Introduction To Carbon Credits
February 16, 2010 by Jessica Smith
Filed under Business
Our planet could benefit from a little involvement from us so that it could nurture our future generations. The days when we were numb to the impact of pollution on rivers, lakes, and seas, farmlands, and the air are done for. Now that we are feeling the effects of environmental damage, we get to be receptive to what is going on around us.
Making change in a complex world is not an easy matter. So many stakeholders have their finger in the pudding so to speak, and so many expectations and needs are at stake. Carbon dioxide credits do offer a sensible, logical and very feasible answer to our carbon CO2 issues facing us.
Like it or not, our predecessors over the last millennium have tipped the environmental scale to the point where we must take a massive focus on our polluting or suffer the consequences which will be severe. There is no arguing now about the Greenhouse effect and its likely outcome unless we take action. Carbon credits will not resolve the issue, but give us a \’currency\’ and a process of which to handle it and start moving a new direction in the way we use fossil fuels.
Various governments have created incentive programs for companies that could lower their carbon emissions from factories and other places of production.

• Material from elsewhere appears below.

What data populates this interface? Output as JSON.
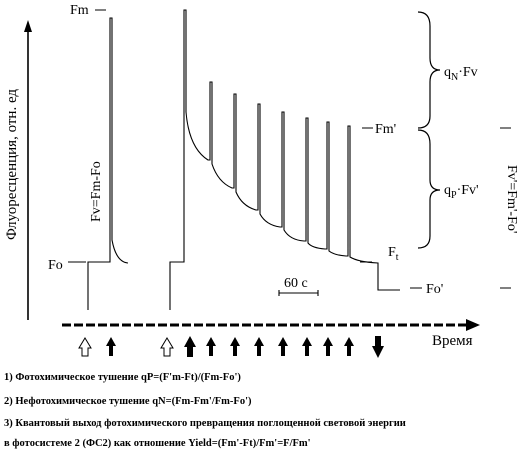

In Australia, more and more companies are planting trees and providing carbon credits via Carbon Sequestration Programmes. Many of the progarmmes are unique endeavors that concentrat on supporting enduring plantings of an endemic variety of eucalyptus (the mallee eucalyptus) to provide a cost-effective and low-priced way for companies to reduce their carbon emission responsibility under an Australian Government\’s program that purports to reduce carbon emissions in the country.
Closely working with the Australian Government, carbon companies are involved in initiatives that focus to lessen the carbon emission of local companies. CO2 Australia was one of the key institutions influential in the Australian Government\’s offer of tax incentive for those corporations that support planting of forests as carbon sinks.
Evidently, rejuvenating the planet\’s biodiversity and reducing the pollution levels do not yield instantaneous results. Still, we wait. In time, the seeds will grow, animals will return to the forest carbon sinks, and the mallee eucalyptus will be there, standing tall and doing their turn for the planet.